What is interesting is that the state’s institutions of higher education are also cross-selling their assets to help businesses. The New Jersey Innovation Institute (NJII), based at the New Jersey Institute of Technology (NJIT) in Newark, is a perfect example. This NJIT corporation helps businesses and their respective technology challenges with not only with NJIT capabilities, but the resources from other institutions. As Judith Sheft, associate vice president, technology development, at NJIT explains, “NJII serves as the front door for companies to access not only NJIT’s capabilities, but those from other institutions, such as Rutgers and Rowan universities. … It’s not just about what we have at NJIT, but what we have in New Jersey to solve business challenges.”
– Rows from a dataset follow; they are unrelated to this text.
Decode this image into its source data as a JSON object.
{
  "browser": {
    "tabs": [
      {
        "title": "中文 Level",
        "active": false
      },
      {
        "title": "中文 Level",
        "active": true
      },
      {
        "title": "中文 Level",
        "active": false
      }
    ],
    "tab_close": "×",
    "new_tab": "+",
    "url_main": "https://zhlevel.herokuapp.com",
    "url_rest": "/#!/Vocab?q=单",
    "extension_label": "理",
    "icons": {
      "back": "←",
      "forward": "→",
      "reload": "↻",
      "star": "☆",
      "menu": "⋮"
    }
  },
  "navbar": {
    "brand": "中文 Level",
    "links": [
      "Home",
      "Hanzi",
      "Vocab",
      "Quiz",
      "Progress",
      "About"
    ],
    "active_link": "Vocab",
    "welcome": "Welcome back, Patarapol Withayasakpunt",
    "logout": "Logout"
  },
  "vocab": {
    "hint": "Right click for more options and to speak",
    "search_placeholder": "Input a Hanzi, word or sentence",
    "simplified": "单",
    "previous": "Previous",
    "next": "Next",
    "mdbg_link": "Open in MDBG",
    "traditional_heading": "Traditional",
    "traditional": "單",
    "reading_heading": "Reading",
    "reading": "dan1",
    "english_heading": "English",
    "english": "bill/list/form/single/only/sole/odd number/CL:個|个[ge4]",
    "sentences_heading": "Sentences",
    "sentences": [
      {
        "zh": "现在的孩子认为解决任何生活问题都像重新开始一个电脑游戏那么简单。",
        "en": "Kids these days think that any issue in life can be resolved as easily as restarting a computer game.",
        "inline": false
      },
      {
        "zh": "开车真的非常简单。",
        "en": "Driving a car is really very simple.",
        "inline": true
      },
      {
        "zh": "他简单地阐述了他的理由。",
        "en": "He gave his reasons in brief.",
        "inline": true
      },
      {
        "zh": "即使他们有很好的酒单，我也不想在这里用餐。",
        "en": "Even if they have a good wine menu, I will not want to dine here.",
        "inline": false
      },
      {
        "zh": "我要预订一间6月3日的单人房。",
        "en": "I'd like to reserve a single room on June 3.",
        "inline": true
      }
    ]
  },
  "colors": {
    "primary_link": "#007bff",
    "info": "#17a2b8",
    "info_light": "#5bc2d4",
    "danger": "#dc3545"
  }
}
Dr. Shreekanth Mandayam, vice president for research at Rowan University in Glassboro, explains the collaboration reduces duplication, so that the institutions “don’t start building similar capabilities. It’s about making ourselves stronger and not competing with each other, especially for dwindling federal funds.” Because of the lack of federal research funding, Mandayam says that industry and the academic research world must join together to forge strategic directions to entice more grant giving.
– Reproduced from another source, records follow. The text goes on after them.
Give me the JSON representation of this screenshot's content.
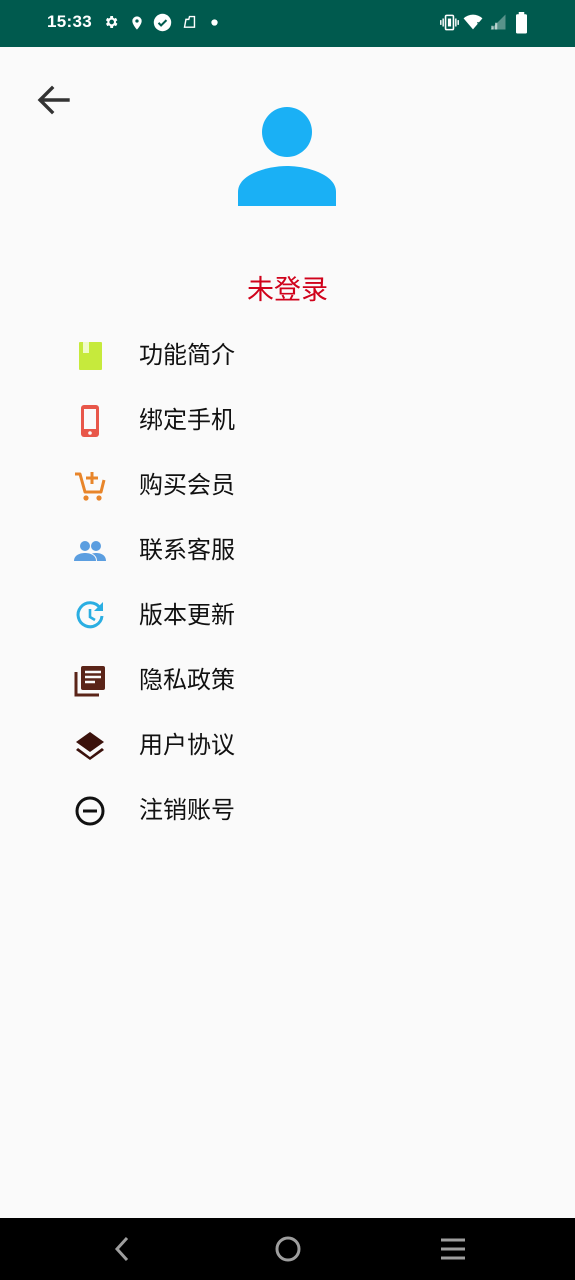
{
  "status_bar": {
    "time": "15:33",
    "left_icons": [
      "settings-icon",
      "location-icon",
      "check-circle-icon",
      "app-notification-icon",
      "dot-icon"
    ],
    "right_icons": [
      "vibrate-icon",
      "wifi-icon",
      "signal-icon",
      "battery-icon"
    ]
  },
  "header": {
    "back_icon": "arrow-left-icon",
    "avatar_icon": "person-icon",
    "avatar_color": "#1ab0f5"
  },
  "user": {
    "login_status": "未登录",
    "login_status_color": "#d0021b"
  },
  "menu": {
    "items": [
      {
        "label": "功能简介",
        "icon": "book-icon",
        "color": "#c6ea3c"
      },
      {
        "label": "绑定手机",
        "icon": "phone-icon",
        "color": "#e8574a"
      },
      {
        "label": "购买会员",
        "icon": "add-cart-icon",
        "color": "#e8852a"
      },
      {
        "label": "联系客服",
        "icon": "people-icon",
        "color": "#5b9ee0"
      },
      {
        "label": "版本更新",
        "icon": "update-icon",
        "color": "#2aaee2"
      },
      {
        "label": "隐私政策",
        "icon": "library-books-icon",
        "color": "#5a2418"
      },
      {
        "label": "用户协议",
        "icon": "layers-icon",
        "color": "#3b120c"
      },
      {
        "label": "注销账号",
        "icon": "minus-circle-icon",
        "color": "#111111"
      }
    ]
  },
  "nav_bar": {
    "buttons": [
      "back-icon",
      "home-icon",
      "recents-menu-icon"
    ]
  }
}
At Stevens Institute of Technology in Hoboken, Dr. Gregory P. Prastacos, dean of the institute’s School of Business, says the world is in a renaissance period because of analytics and big data, and the fact that technology is prevalent in every aspect of our professional and personal lives. Because of this, the relationship between business and academia is growing stronger since institutes such as Stevens are “conducting the research that helps businesses understand and exploit these new opportunities.”
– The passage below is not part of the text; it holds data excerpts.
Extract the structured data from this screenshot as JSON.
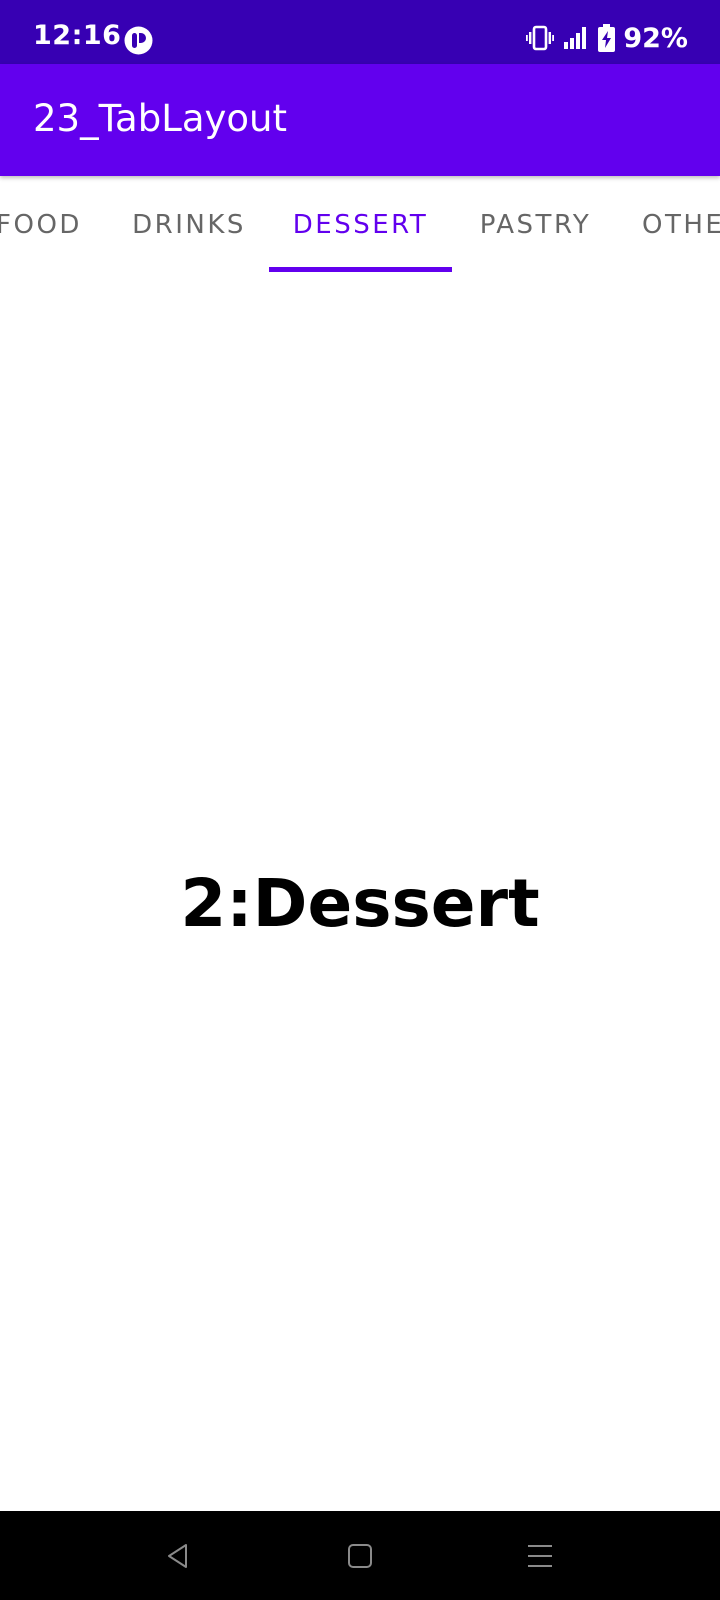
{
  "status_bar": {
    "time": "12:16",
    "battery": "92%",
    "icons": [
      "app-notification-icon",
      "vibrate-icon",
      "signal-icon",
      "battery-charging-icon"
    ]
  },
  "app_bar": {
    "title": "23_TabLayout"
  },
  "tabs": [
    {
      "label": "FOOD",
      "selected": false
    },
    {
      "label": "DRINKS",
      "selected": false
    },
    {
      "label": "DESSERT",
      "selected": true
    },
    {
      "label": "PASTRY",
      "selected": false
    },
    {
      "label": "OTHE",
      "selected": false
    }
  ],
  "content": {
    "text": "2:Dessert"
  },
  "nav_bar": {
    "buttons": [
      "back-icon",
      "home-icon",
      "recents-icon"
    ]
  },
  "colors": {
    "status_bar": "#3700B3",
    "app_bar": "#6200EE",
    "accent": "#6200EE",
    "tab_inactive": "#666666",
    "nav_bar": "#000000"
  }
}
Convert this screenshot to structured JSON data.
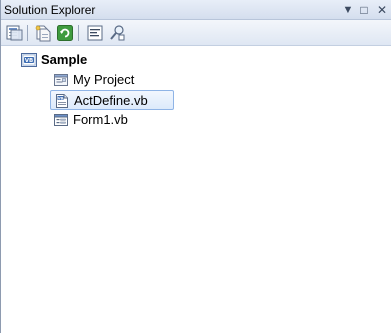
{
  "window": {
    "title": "Solution Explorer",
    "menu_glyph": "▼",
    "maximize_glyph": "□",
    "close_glyph": "✕"
  },
  "toolbar": {
    "buttons": [
      {
        "icon": "properties-icon"
      },
      {
        "icon": "show-all-files-icon"
      },
      {
        "icon": "refresh-icon"
      },
      {
        "icon": "view-code-icon"
      },
      {
        "icon": "class-diagram-icon"
      }
    ]
  },
  "tree": {
    "root": {
      "label": "Sample",
      "icon": "vb-project-icon"
    },
    "items": [
      {
        "label": "My Project",
        "icon": "my-project-icon",
        "selected": false
      },
      {
        "label": "ActDefine.vb",
        "icon": "vb-module-icon",
        "selected": true
      },
      {
        "label": "Form1.vb",
        "icon": "vb-form-icon",
        "selected": false
      }
    ]
  }
}
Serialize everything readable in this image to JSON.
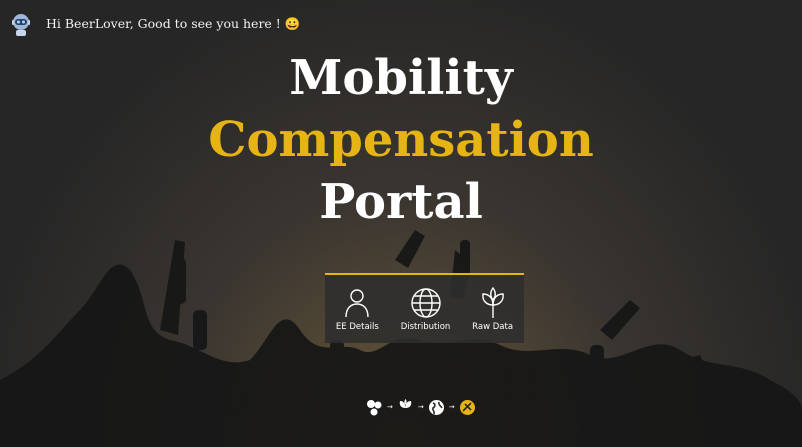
{
  "header": {
    "greeting": "Hi BeerLover, Good to see you here ! 😀"
  },
  "title": {
    "line1": "Mobility",
    "line2": "Compensation",
    "line3": "Portal"
  },
  "nav": {
    "items": [
      {
        "label": "EE Details",
        "icon": "person-icon"
      },
      {
        "label": "Distribution",
        "icon": "globe-icon"
      },
      {
        "label": "Raw Data",
        "icon": "leaf-icon"
      }
    ]
  },
  "flow": {
    "arrow": "→",
    "steps": [
      "clusters-icon",
      "leaf-icon",
      "globe-icon",
      "logo-icon"
    ]
  },
  "colors": {
    "accent": "#e7b416",
    "background": "#2b2b2b",
    "text": "#ffffff"
  }
}
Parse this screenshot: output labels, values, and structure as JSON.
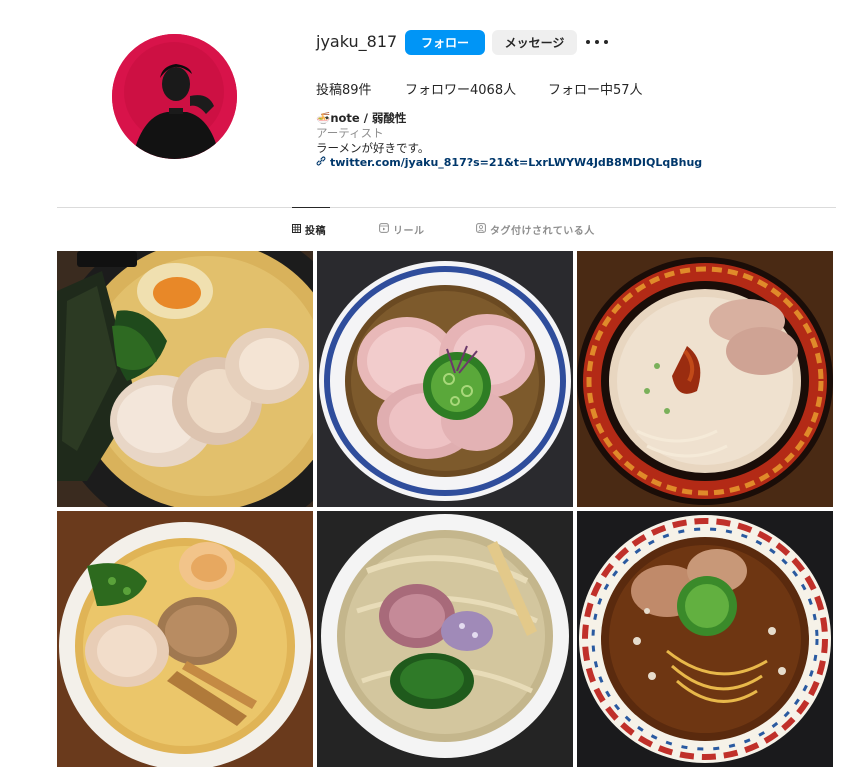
{
  "profile": {
    "username": "jyaku_817",
    "follow_label": "フォロー",
    "message_label": "メッセージ",
    "more_icon": "more-horizontal-icon"
  },
  "stats": {
    "posts": "投稿89件",
    "followers": "フォロワー4068人",
    "following": "フォロー中57人"
  },
  "bio": {
    "name": "🍜note / 弱酸性",
    "category": "アーティスト",
    "description": "ラーメンが好きです。",
    "link": "twitter.com/jyaku_817?s=21&t=LxrLWYW4JdB8MDIQLqBhug"
  },
  "tabs": [
    {
      "label": "投稿",
      "icon": "grid-icon"
    },
    {
      "label": "リール",
      "icon": "reels-icon"
    },
    {
      "label": "タグ付けされている人",
      "icon": "tagged-icon"
    }
  ],
  "colors": {
    "accent": "#0095f6",
    "secondary_button": "#efefef",
    "text": "#262626",
    "muted": "#8e8e8e",
    "link": "#00376b"
  }
}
Among the many ways Stevens partners with business is the Stevens Alliance for Innovation and Leadership (SAIL). This alliance brings together a broad array of industry partners who learn from Stevens researchers – and each other – in the effort to overcome technology challenges. According to Prastacos, these businesses “are aware of – and value – not only the work we do, but the students we have and whom they hire after they graduate.”

Of the many benefits New Jersey institutions of higher education deliver to high-tech companies throughout the state, perhaps nothing is more important than the skilled workforce than emanates from these institutions.

NJIT’s Sheft comments that people often think of Silicon Valley or Boston’s life sciences corridor as great places to start a high-tech business, “but New Jersey has many resources and advantages for high-tech companies, starting with the students coming from our academic institutions.”

Mandayam adds, “Once industry and universities collaborate, undergraduate and graduate students who work on these projects can be hired and absorbed directly into industry. Businesses are able to grow a talented workforce outside of the company, which can be much better than growing them within.” As an example, he points to the Combat Systems Engineering curriculum that Rowan University, developed with Lockheed Martin. In this program, Rowan students are taught by Lockheed engineers and, upon graduation, have the opportunity to work for the company.

Another added benefit to business/academic partnerships is that fledgling high-tech companies can take advantage of college resources and avoid the risk in investing in the technologies themselves. “R&D costs a lot of money, and industry does not want to make the huge risk investment,” Mandayam explains.

The partnership between business and academia is always evolving, similar to the innovations that stem from these relationships. As NJIT’s Sheft explains, “We are never going to stop and say this model is perfect. We need to be flexible and be able to understand how to adapt so that we can deal with the changing global competitive landscape.

“The notion of open innovation models – in which corporations look to pull capabilities from other companies, academia and small startups – is critically important,” Sheft concludes. “As academic institutions, we have to adapt and see how we can continue to play into the larger innovation ecosystem.”